Development and validation of risk prediction models for large for gestational age infants using logistic regression and two machine learning algorithms
使用Logistic回归和两种机器学习算法开发和验证大于胎龄儿风险预测模型
Ning Wang, Haonan Guo and Yingyu Jing contributed equally to this work.
Abstract
enBackground
Large for gestational age (LGA) is one of the adverse outcomes during pregnancy that endangers the life and health of mothers and offspring. We aimed to establish prediction models for LGA at late pregnancy.
Methods
Data were obtained from an established Chinese pregnant women cohort of 1285 pregnant women. LGA was diagnosed as >90th percentile of birth weight distribution of Chinese corresponding to gestational age of the same-sex newborns. Women with gestational diabetes mellitus (GDM) were classified into three subtypes according to the indexes of insulin sensitivity and insulin secretion. Models were established by logistic regression and decision tree/random forest algorithms, and validated by the data.
Results
A total of 139 newborns were diagnosed as LGA after birth. The area under the curve (AUC) for the training set is 0.760 (95% confidence interval [CI] 0.706–0.815), and 0.748 (95% CI 0.659–0.837) for the internal validation set of the logistic regression model, which consisted of eight commonly used clinical indicators (including lipid profile) and GDM subtypes. For the prediction models established by the two machine learning algorithms, which included all the variables, the training set and the internal validation set had AUCs of 0.813 (95% CI 0.786–0.839) and 0.779 (95% CI 0.735–0.824) for the decision tree model, and 0.854 (95% CI 0.831–0.877) and 0.808 (95% CI 0.766–0.850) for the random forest model.
Conclusion
We established and validated three LGA risk prediction models to screen out the pregnant women with high risk of LGA at the early stage of the third trimester, which showed good prediction power and could guide early prevention strategies.
摘要
zh背景:大于胎龄儿(Large for gestational age, LGA)是危害母儿生命健康的不良妊娠结局之一。本研究旨在建立妊娠晚期LGA的预测模型。
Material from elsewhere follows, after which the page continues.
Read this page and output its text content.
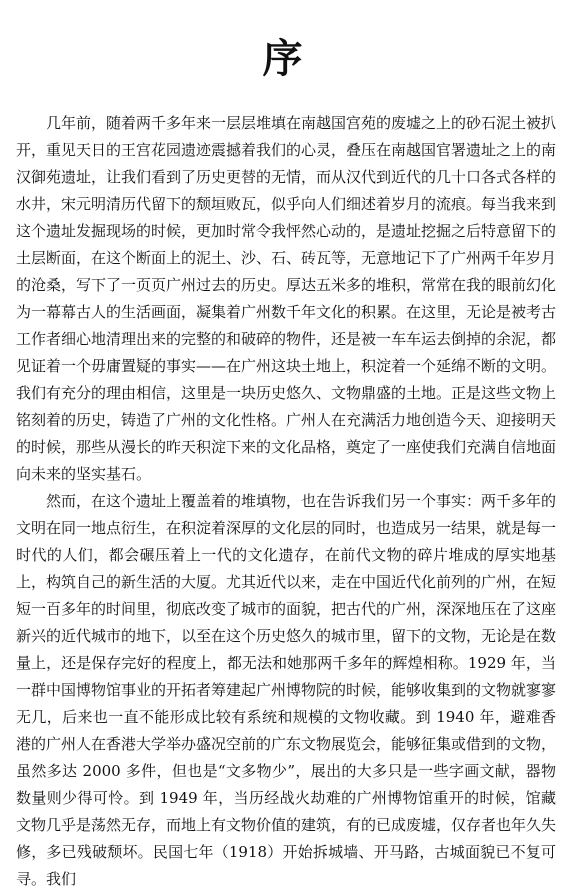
序

几年前，随着两千多年来一层层堆填在南越国宫苑的废墟之上的砂石泥土被扒开，重见天日的王宫花园遗迹震撼着我们的心灵，叠压在南越国官署遗址之上的南汉御苑遗址，让我们看到了历史更替的无情，而从汉代到近代的几十口各式各样的水井，宋元明清历代留下的颓垣败瓦，似乎向人们细述着岁月的流痕。每当我来到这个遗址发掘现场的时候，更加时常令我怦然心动的，是遗址挖掘之后特意留下的土层断面，在这个断面上的泥土、沙、石、砖瓦等，无意地记下了广州两千年岁月的沧桑，写下了一页页广州过去的历史。厚达五米多的堆积，常常在我的眼前幻化为一幕幕古人的生活画面，凝集着广州数千年文化的积累。在这里，无论是被考古工作者细心地清理出来的完整的和破碎的物件，还是被一车车运去倒掉的余泥，都见证着一个毋庸置疑的事实——在广州这块土地上，积淀着一个延绵不断的文明。我们有充分的理由相信，这里是一块历史悠久、文物鼎盛的土地。正是这些文物上铭刻着的历史，铸造了广州的文化性格。广州人在充满活力地创造今天、迎接明天的时候，那些从漫长的昨天积淀下来的文化品格，奠定了一座使我们充满自信地面向未来的坚实基石。

然而，在这个遗址上覆盖着的堆填物，也在告诉我们另一个事实：两千多年的文明在同一地点衍生，在积淀着深厚的文化层的同时，也造成另一结果，就是每一时代的人们，都会碾压着上一代的文化遗存，在前代文物的碎片堆成的厚实地基上，构筑自己的新生活的大厦。尤其近代以来，走在中国近代化前列的广州，在短短一百多年的时间里，彻底改变了城市的面貌，把古代的广州，深深地压在了这座新兴的近代城市的地下，以至在这个历史悠久的城市里，留下的文物，无论是在数量上，还是保存完好的程度上，都无法和她那两千多年的辉煌相称。1929 年，当一群中国博物馆事业的开拓者筹建起广州博物院的时候，能够收集到的文物就寥寥无几，后来也一直不能形成比较有系统和规模的文物收藏。到 1940 年，避难香港的广州人在香港大学举办盛况空前的广东文物展览会，能够征集或借到的文物，虽然多达 2000 多件，但也是“文多物少”，展出的大多只是一些字画文献，器物数量则少得可怜。到 1949 年，当历经战火劫难的广州博物馆重开的时候，馆藏文物几乎是荡然无存，而地上有文物价值的建筑，有的已成废墟，仅存者也年久失修，多已残破颓坏。民国七年（1918）开始拆城墙、开马路，古城面貌已不复可寻。我们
方法:研究对象来自一个1285名中国孕妇队列。LGA诊断为大于同性别新生儿胎龄对应的中国出生体重分布的第90百分位数。根据胰岛素敏感性和胰岛素分泌指标将GDM孕妇分为3型。通过logistic回归和决策树/随机森林算法建立模型, 并通过上述数据进行验证。
结果:139例新生儿出生后被诊断为LGA。由7项常用临床指标(包括血脂)和GDM亚型组成的logistic回归模型的训练集AUC为0.760 (95% CI 0.706 ~ 0.815), 内部验证集AUC为0.748 (95% CI 0.659 ~ 0.837)。两种机器学习算法建立的预测模型中, 决策树模型的训练集和内部验证集的AUC分别为0.813 (95%CI 0.786 ~ 0.839)和0.779 (95%CI 0.735 ~ 0.824), 随机森林模型AUC分别为0.854 (95%CI 0.831 ~ 0.877)和0.808 (95%CI 0.766 ~ 0.850)。
结论:本研究建立并验证了3种LGA风险预测模型, 可在孕晚期筛选出LGA高风险孕妇, 预测效能较好, 可指导早期预防策略。
CONFLICT OF INTEREST STATEMENT
The authors declare no potential conflicts of interest.
Open Research
DATA AVAILABILITY STATEMENT
The data associated with the paper are not publicly available but are available from the corresponding author on reasonable request.